Following his school board service, Tran was elected to the Rosemead city council in March, 2005 - serving only one term. Tran is the first Asian-American elected to the council. As with many cities in the state of California, the Rosemead city council rotates its members into the mayor’s position; Tran was appointed mayor of Rosemead in March, 2007. Running for re-election to the city council in March 2009, Tran lost the bid by only one vote to newcomer Sandra Armenta.

On November 3, 2009, Tran contested and won the seat of a two-term incumbent on The El Monte Union High School District School Board. Tran announced his candidacy for the California State Assembly's 49th district seat, vacated by termed out Assemblyman Mike Eng, in August 2011. On February 3, 2012, Tran resigned his position as governing board member for the El Monte Union High School District, and withdrew his candidacy for the 49th district assembly seat.

==Corruption Charge by the FBI==
The corruption case against Tran was investigated by the Federal Bureau of Investigation. On February 3, 2012, a plea agreement was made public where Tran pleaded guilty to one charge of public corruption. The plea bargain revealed that Tran extorted more than $10,000 in cash payments from a developer while Tran was a member and Mayor of the Rosemead city council. In exchange for Tran's plea, prosecutors did not pursue obstruction of justice and extortion charges. Under the plea, Tran faced up to 10 years in prison and $250,000 in fines. His attorney has filed a request to delay the sentencing so that he could file a motion to withdraw the guilty plea. and request a jury trial.

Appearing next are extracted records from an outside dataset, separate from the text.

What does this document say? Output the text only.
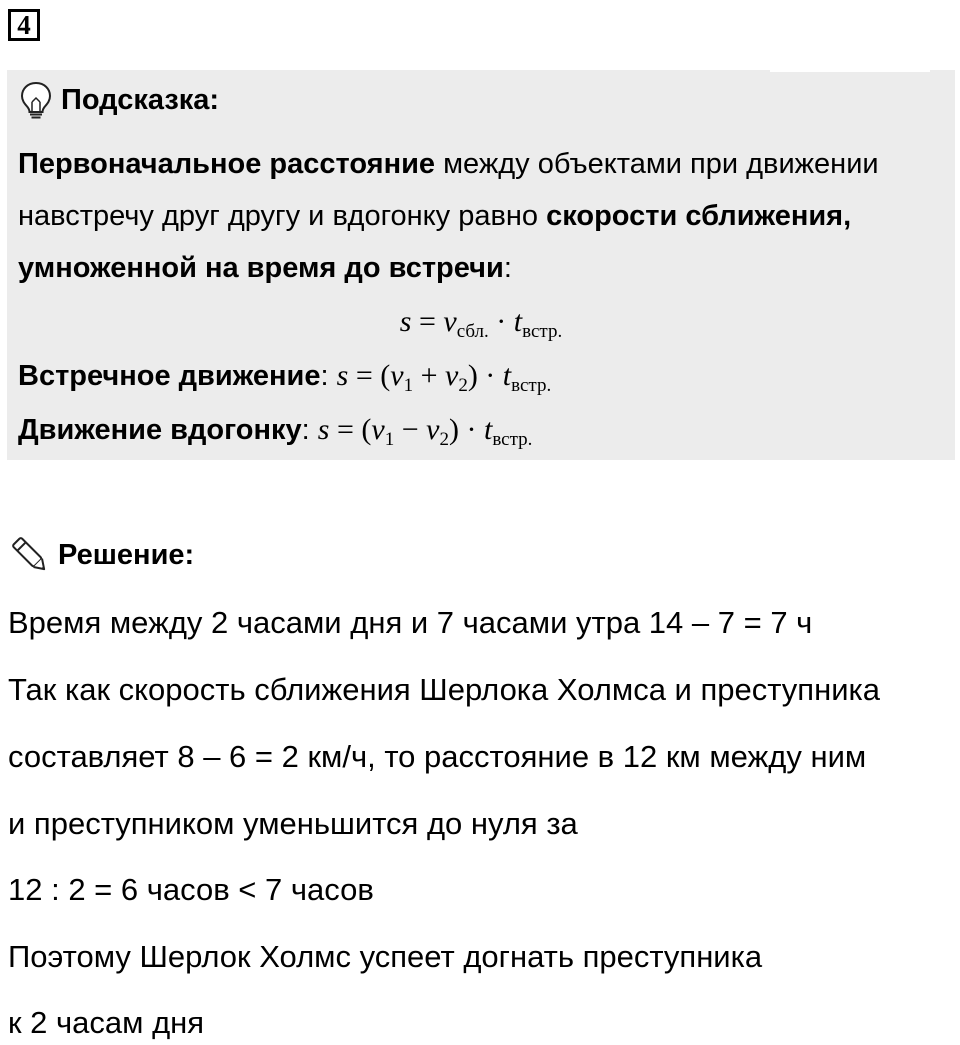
4
Подсказка:
Первоначальное расстояние между объектами при движении навстречу друг другу и вдогонку равно скорости сближения, умноженной на время до встречи:
$s = v_{сбл.} \cdot t_{встр.}$
Встречное движение: $s = (v_1 + v_2) \cdot t_{встр.}$
Движение вдогонку: $s = (v_1 - v_2) \cdot t_{встр.}$
Решение:
Время между 2 часами дня и 7 часами утра 14 – 7 = 7 ч
Так как скорость сближения Шерлока Холмса и преступника
составляет 8 – 6 = 2 км/ч, то расстояние в 12 км между ним
и преступником уменьшится до нуля за
12 : 2 = 6 часов < 7 часов
Поэтому Шерлок Холмс успеет догнать преступника
к 2 часам дня
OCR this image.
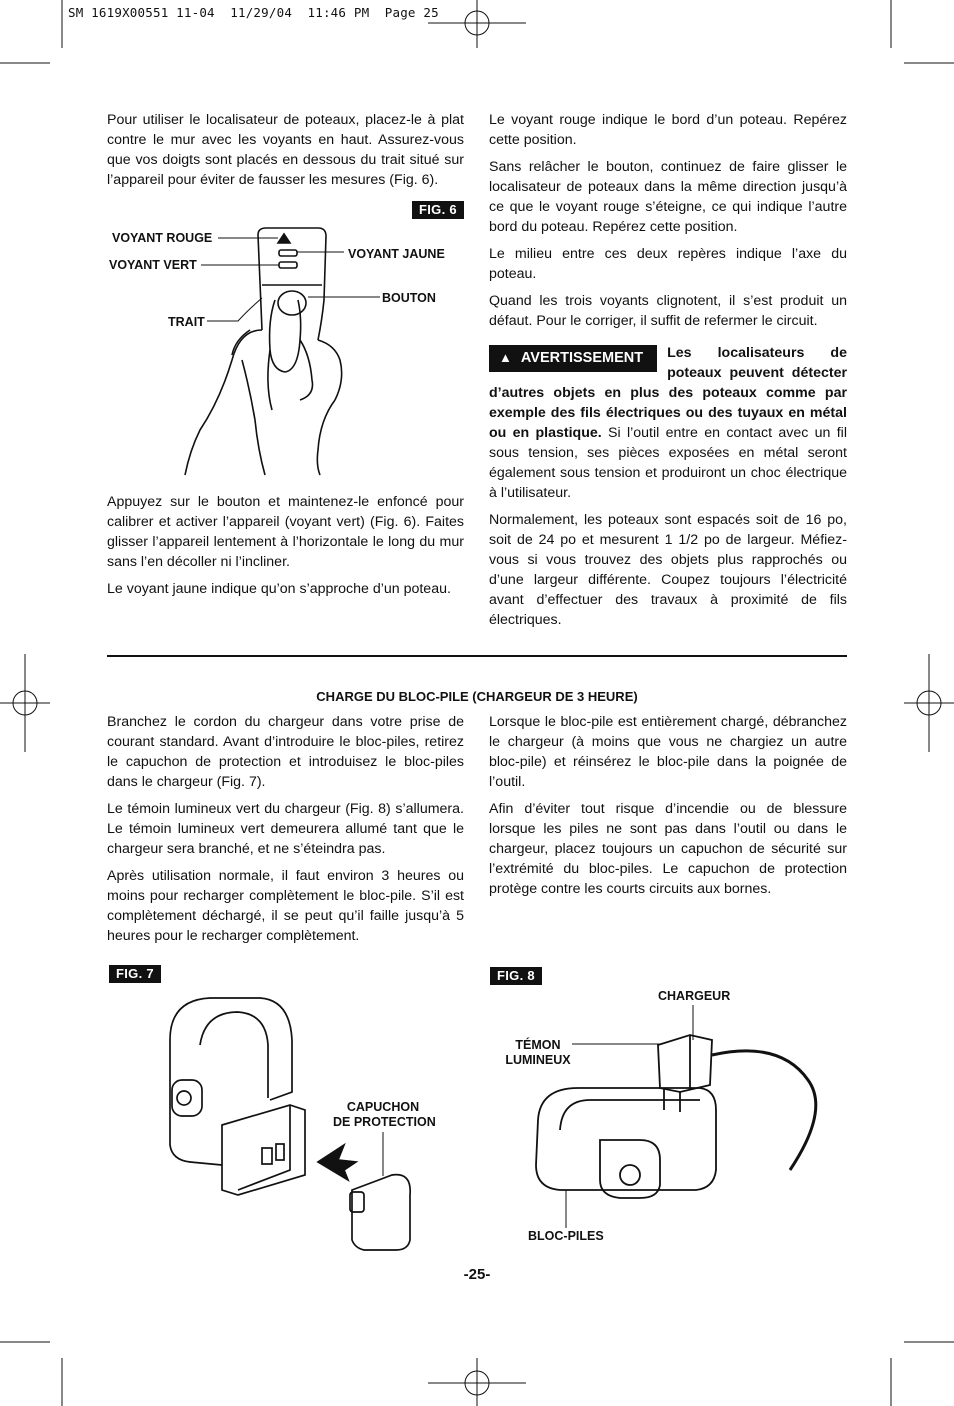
SM 1619X00551 11-04  11/29/04  11:46 PM  Page 25

Pour utiliser le localisateur de poteaux, placez-le à plat contre le mur avec les voyants en haut. Assurez-vous que vos doigts sont placés en dessous du trait situé sur l’appareil pour éviter de fausser les mesures (Fig. 6).

FIG. 6
VOYANT ROUGE
VOYANT VERT
VOYANT JAUNE
BOUTON
TRAIT

Appuyez sur le bouton et maintenez-le enfoncé pour calibrer et activer l’appareil (voyant vert) (Fig. 6). Faites glisser l’appareil lentement à l’horizontale le long du mur sans l’en décoller ni l’incliner.

Le voyant jaune indique qu’on s’approche d’un poteau.

Le voyant rouge indique le bord d’un poteau. Repérez cette position.

Sans relâcher le bouton, continuez de faire glisser le localisateur de poteaux dans la même direction jusqu’à ce que le voyant rouge s’éteigne, ce qui indique l’autre bord du poteau. Repérez cette position.

Le milieu entre ces deux repères indique l’axe du poteau.

Quand les trois voyants clignotent, il s’est produit un défaut. Pour le corriger, il suffit de refermer le circuit.

▲ AVERTISSEMENT	Les localisateurs de poteaux peuvent détecter d’autres objets en plus des poteaux comme par exemple des fils électriques ou des tuyaux en métal ou en plastique. Si l’outil entre en contact avec un fil sous tension, ses pièces exposées en métal seront également sous tension et produiront un choc électrique à l’utilisateur.

Normalement, les poteaux sont espacés soit de 16 po, soit de 24 po et mesurent 1 1/2 po de largeur. Méfiez-vous si vous trouvez des objets plus rapprochés ou d’une largeur différente. Coupez toujours l’électricité avant d’effectuer des travaux à proximité de fils électriques.

CHARGE DU BLOC-PILE (CHARGEUR DE 3 HEURE)

Branchez le cordon du chargeur dans votre prise de courant standard. Avant d’introduire le bloc-piles, retirez le capuchon de protection et introduisez le bloc-piles dans le chargeur (Fig. 7).

Le témoin lumineux vert du chargeur (Fig. 8) s’allumera. Le témoin lumineux vert demeurera allumé tant que le chargeur sera branché, et ne s’éteindra pas.

Après utilisation normale, il faut environ 3 heures ou moins pour recharger complètement le bloc-pile. S’il est complètement déchargé, il se peut qu’il faille jusqu’à 5 heures pour le recharger complètement.

Lorsque le bloc-pile est entièrement chargé, débranchez le chargeur (à moins que vous ne chargiez un autre bloc-pile) et réinsérez le bloc-pile dans la poignée de l’outil.

Afin d’éviter tout risque d’incendie ou de blessure lorsque les piles ne sont pas dans l’outil ou dans le chargeur, placez toujours un capuchon de sécurité sur l’extrémité du bloc-piles. Le capuchon de protection protège contre les courts circuits aux bornes.

FIG. 7
CAPUCHON
DE PROTECTION
FIG. 8
CHARGEUR
TÉMON
LUMINEUX
BLOC-PILES
-25-
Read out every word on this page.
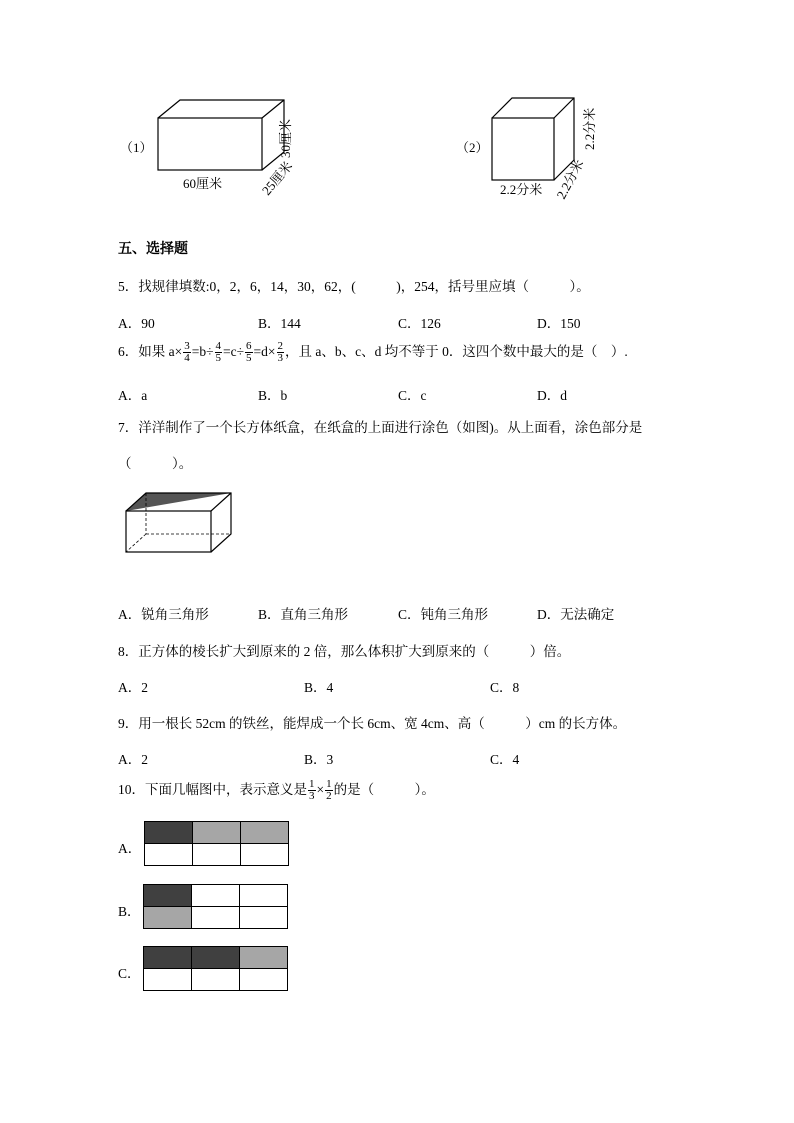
（1）
60厘米
30厘米
25厘米
（2）
2.2分米
2.2分米
2.2分米
五、选择题
5．找规律填数:0，2，6，14，30，62，(　　　)，254，括号里应填（　　　）。
A．90	B．144	C．126	D．150
6．如果 $a\times \frac{3}{4} =b\div \frac{4}{5} =c\div \frac{6}{5} =d\times \frac{2}{3}$ ，且 a、b、c、d 均不等于 0．这四个数中最大的是（　）.
A．a	B．b	C．c	D．d
7．洋洋制作了一个长方体纸盒，在纸盒的上面进行涂色（如图)。从上面看，涂色部分是
（　　　）。
A．锐角三角形	B．直角三角形	C．钝角三角形	D．无法确定
8．正方体的棱长扩大到原来的 2 倍，那么体积扩大到原来的（　　　）倍。
A．2	B．4	C．8
9．用一根长 52cm 的铁丝，能焊成一个长 6cm、宽 4cm、高（　　　）cm 的长方体。
A．2	B．3	C．4
10．下面几幅图中，表示意义是 $\frac{1}{3} \times \frac{1}{2}$ 的是（　　　）。
A．

B．

C．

The FBI has charged, that Tammy Gong, a property developer made a series of payments to Tran, who first sought out the developer while meeting at Rosemead City Hall. The developer made cash payments totaling $7,000 in 2005 and 2006, and the developer’s business partner wrote a $3,200 check to Tran in 2007. In November, 2012 federal prosecutors alleged that former Rosemead Mayor John Tran sought these payoffs in order to support his addiction to gambling. He also "solicited sexual favors" from a female land developer "while the victim had business pending before the city of Rosemead." Tran also attempted to derail federal prosecution by turning in other corrupt politicians The allegations were part of the prosecutors' latest court filing to fight Tran's request to withdraw his earlier guilty plea in a federal bribery case against him.

==Post Prison Comeback==

Tran served 15 months of his prison term, when he was released in 2015. Tran attempted to run for public office in November 2018 to replacing outgoing councilman Bill Alarcon. His application was denied due to his felony conviction.